O LIVING always—always dying!
O the burials of me, past and present!
O me, while I stride ahead, material, visible, imperious as ever!
O me, what I was for years, now dead, (I lament not—I am content;)
O to disengage myself from those corpses of me, which I turn and look at, where I cast
them!
To pass on, (O living! always living!) and leave the corpses behind!
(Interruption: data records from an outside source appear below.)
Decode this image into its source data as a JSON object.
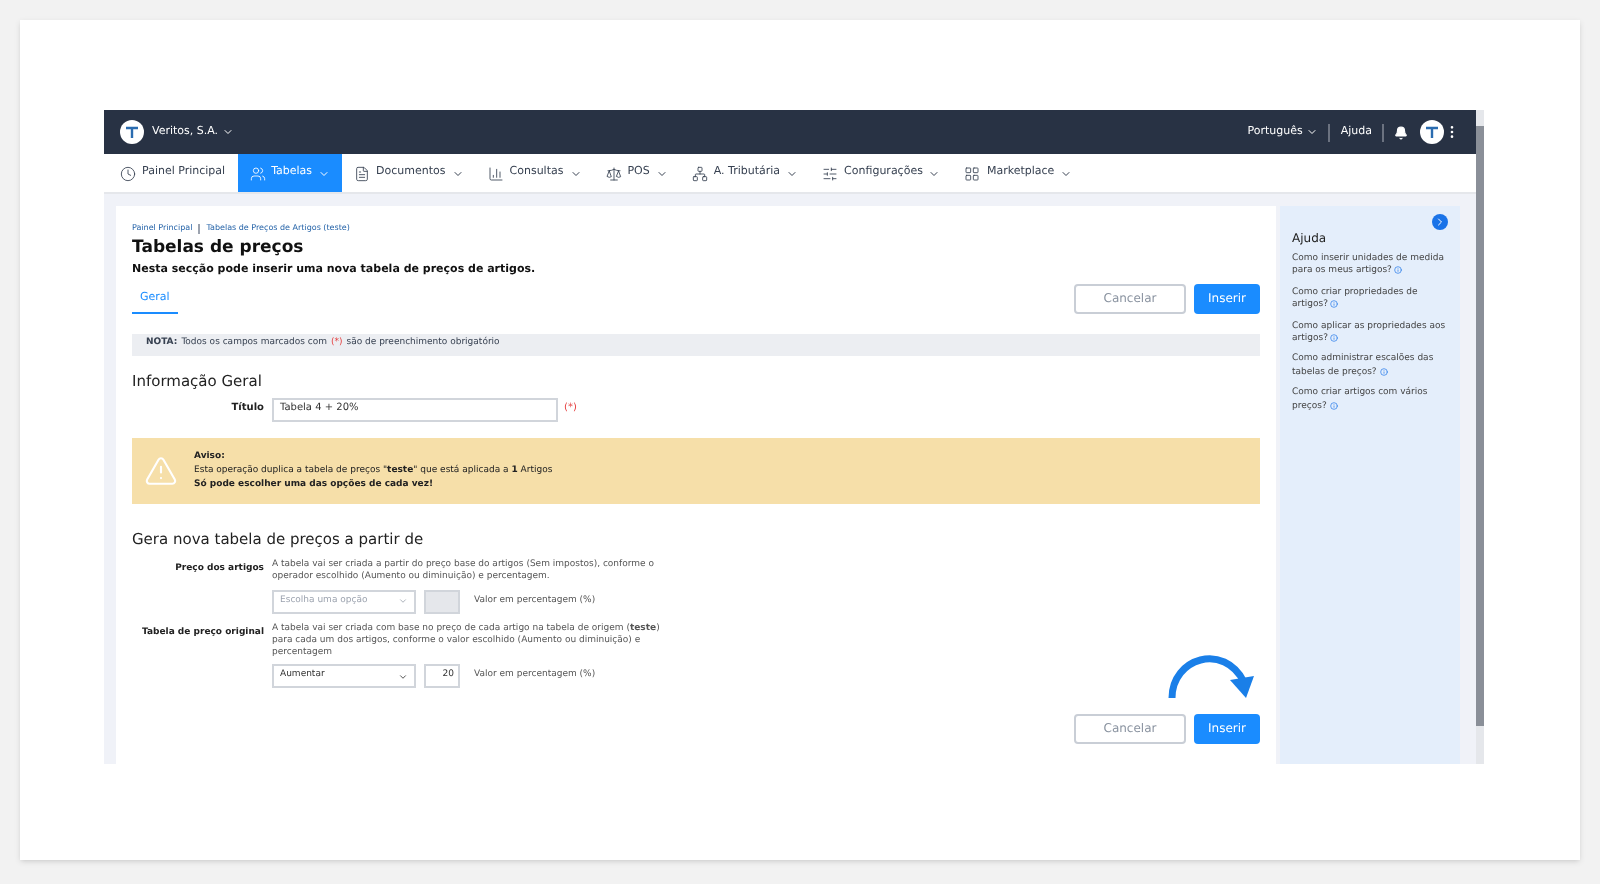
{
  "top_bar": {
    "company": "Veritos, S.A.",
    "language": "Português",
    "help": "Ajuda"
  },
  "nav": [
    {
      "label": "Painel Principal",
      "dropdown": false,
      "selected": false
    },
    {
      "label": "Tabelas",
      "dropdown": true,
      "selected": true
    },
    {
      "label": "Documentos",
      "dropdown": true,
      "selected": false
    },
    {
      "label": "Consultas",
      "dropdown": true,
      "selected": false
    },
    {
      "label": "POS",
      "dropdown": true,
      "selected": false
    },
    {
      "label": "A. Tributária",
      "dropdown": true,
      "selected": false
    },
    {
      "label": "Configurações",
      "dropdown": true,
      "selected": false
    },
    {
      "label": "Marketplace",
      "dropdown": true,
      "selected": false
    }
  ],
  "breadcrumb": [
    "Painel Principal",
    "Tabelas de Preços de Artigos (teste)"
  ],
  "page": {
    "title": "Tabelas de preços",
    "subtitle": "Nesta secção pode inserir uma nova tabela de preços de artigos."
  },
  "tabs": [
    {
      "label": "Geral",
      "selected": true
    }
  ],
  "buttons": {
    "cancel": "Cancelar",
    "submit": "Inserir"
  },
  "note": {
    "label": "NOTA:",
    "before": "Todos os campos marcados com",
    "mark": "(*)",
    "after": "são de preenchimento obrigatório"
  },
  "info_section": {
    "heading": "Informação Geral",
    "field_label": "Título",
    "value": "Tabela 4 + 20%",
    "required_mark": "(*)"
  },
  "warning": {
    "title": "Aviso:",
    "line1": "Esta operação duplica a tabela de preços \"**teste**\" que está aplicada a **1** Artigos",
    "line2": "Só pode escolher uma das opções de cada vez!"
  },
  "generate": {
    "heading": "Gera nova tabela de preços a partir de",
    "options": [
      {
        "label": "Preço dos artigos",
        "description": "A tabela vai ser criada a partir do preço base do artigos (Sem impostos), conforme o operador escolhido (Aumento ou diminuição) e percentagem.",
        "select": "Escolha uma opção",
        "unit": "Valor em percentagem (%)",
        "disabled": true
      },
      {
        "label": "Tabela de preço original",
        "description": "A tabela vai ser criada com base no preço de cada artigo na tabela de origem (**teste**) para cada um dos artigos, conforme o valor escolhido (Aumento ou diminuição) e percentagem",
        "select": "Aumentar",
        "value": "20",
        "unit": "Valor em percentagem (%)",
        "disabled": false
      }
    ]
  },
  "footer_buttons": {
    "cancel": "Cancelar",
    "submit": "Inserir"
  },
  "help": {
    "title": "Ajuda",
    "items": [
      "Como inserir unidades de medida para os meus artigos?",
      "Como criar propriedades de artigos?",
      "Como aplicar as propriedades aos artigos?",
      "Como administrar escalões das tabelas de preços?",
      "Como criar artigos com vários preços?"
    ]
  }
}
Analysis, meaning and summary of Walt Whitman's poem O Living Always—Always Dying.

6 Comments

  1. Asterik says:

    I agree with Sue. Are we the same person we are now than we were even ten minutes ago? Always learning, always growing, and always leaving our corpses behind.

  2. H.D. says:

    I think Whitman is still talking about the civil war. I don’t think he ever got over all of the deaths. It seems to me he is talking in place of all of the soldiers who risked their lives.

  3. C. says:

    He writes of my life. Of your life. Of anyone who has ever really lived. In order for us to grow as individuals, we must shed den skin of our past, leave behind corpses, so that we may go on til flourish in a new life within our life. What Whitman writes of is the millions af small, minute deaths we will die everyday, before ve make our grand final exit(death-as society acknowledges it).

  4. sue says:

    I think maybe it’s the corpses of who he was in his life, like the person he once was has died and he is emerging as someone new. It’s like, I am not the same person as I was 10 years ago… that person is dead and here I remain.

  5. heather says:

    i took this poem as meaning all the deaths he had encountered in his life. leaving behind all his friends and loved ones. perhaps he had a lot of guilt over their deaths. in order to live he had to let them die. however i like Nalani’s take on this.

  6. Nalani says:

    When he said he was going to “leave the corpses behind”, i took it, (and the whole poem) to mean that the other side of himself that was bring him down to his death, he is going to leave that behind so he can live.